Arizona agriculture had its day in court on May 18 arguing that state of Arizona funding sweeps of $161,400 in grower assessment funds last spring was unconstitutional.
The state took the funds held by the Arizona Department of Agriculture (ADA) last year to help balance Arizona’s $1.2 billion budget shortfall.
Oral arguments were heard by Judge Craig Blakely in Maricopa County Superior Court.
Agricultural groups filed lawsuits against former Arizona Gov. Janet Napolitano, State Treasurer Dean Martin, former State Senate President Tim Bee, and former House Speaker Jim Weiers.

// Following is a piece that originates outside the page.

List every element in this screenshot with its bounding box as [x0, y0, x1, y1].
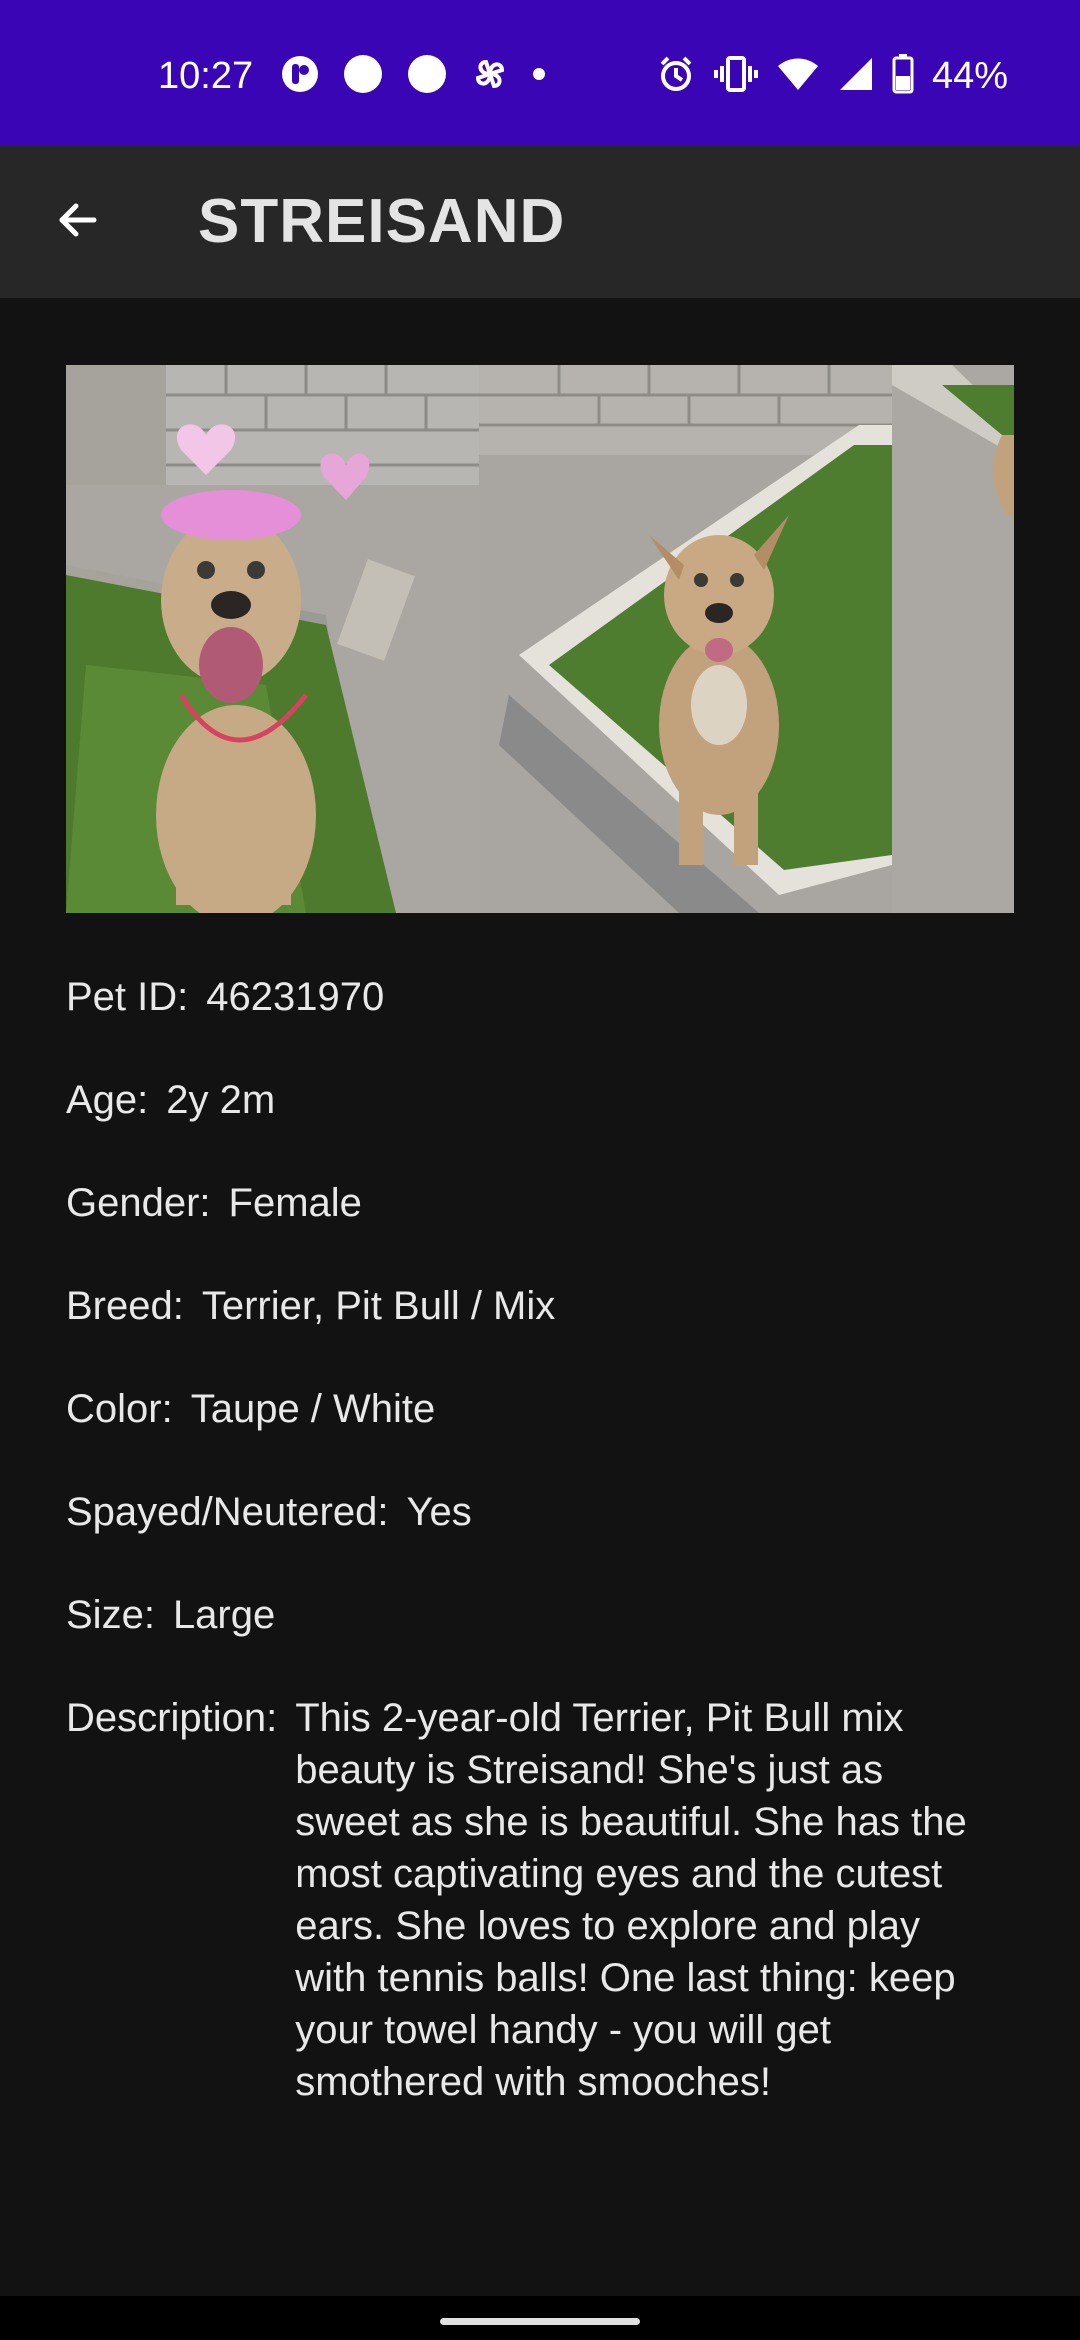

Attorneys representing the Arizona Grain Research and Protection Council (AGRPC), Yuma Fresh Vegetable Association (YFVA), Arizona Farm Bureau, and Western Growers argued in court that the funds belong to growers, not the state, and should be returned.
The funds generated through commodity assessments support commodity research, promotion, and other projects. YFVA dollars help financially support food safety research for the leafy greens vegetable industry.
The swept funds include $80,000 from the AGRPC, $41,400 from the Arizona Iceberg Lettuce Research Council, and $40,000 from the Arizona Citrus Research Council.
The councils operate under the ADA which collects grower funds for the council and releases the funds at the councils’ requests.
AGRPC chairman David Sharp attended the hearing but needed a “seatbelt” to refrain from voicing his opinions.
“The most exciting part of the hearing was Judge Blakely had done his homework and asked some good questions,” Sharp said the day after the hearing during the AGRPC’s May meeting.
“I think the odds are slightly in our favor if the judge strictly considers the law,” Sharp said.
The state is the custodian of the AGRPC’s funds, Sharp believes. The money is held in trust.
“We want the growers’ money back. We also want a summary judgment which would basically provide us with a document that could be presented to the Legislature to keep them from taking the Council’s money in the future,” Sharp said.
Don Butler, director, Arizona Department of Agriculture, said, “I think the decision will come down in our (agriculture’s) favor.”
It’s unclear when the judge will issue an opinion. Sharp said the judge rotates to another court at the end of May. The AGRPC is hopeful for a decision by then.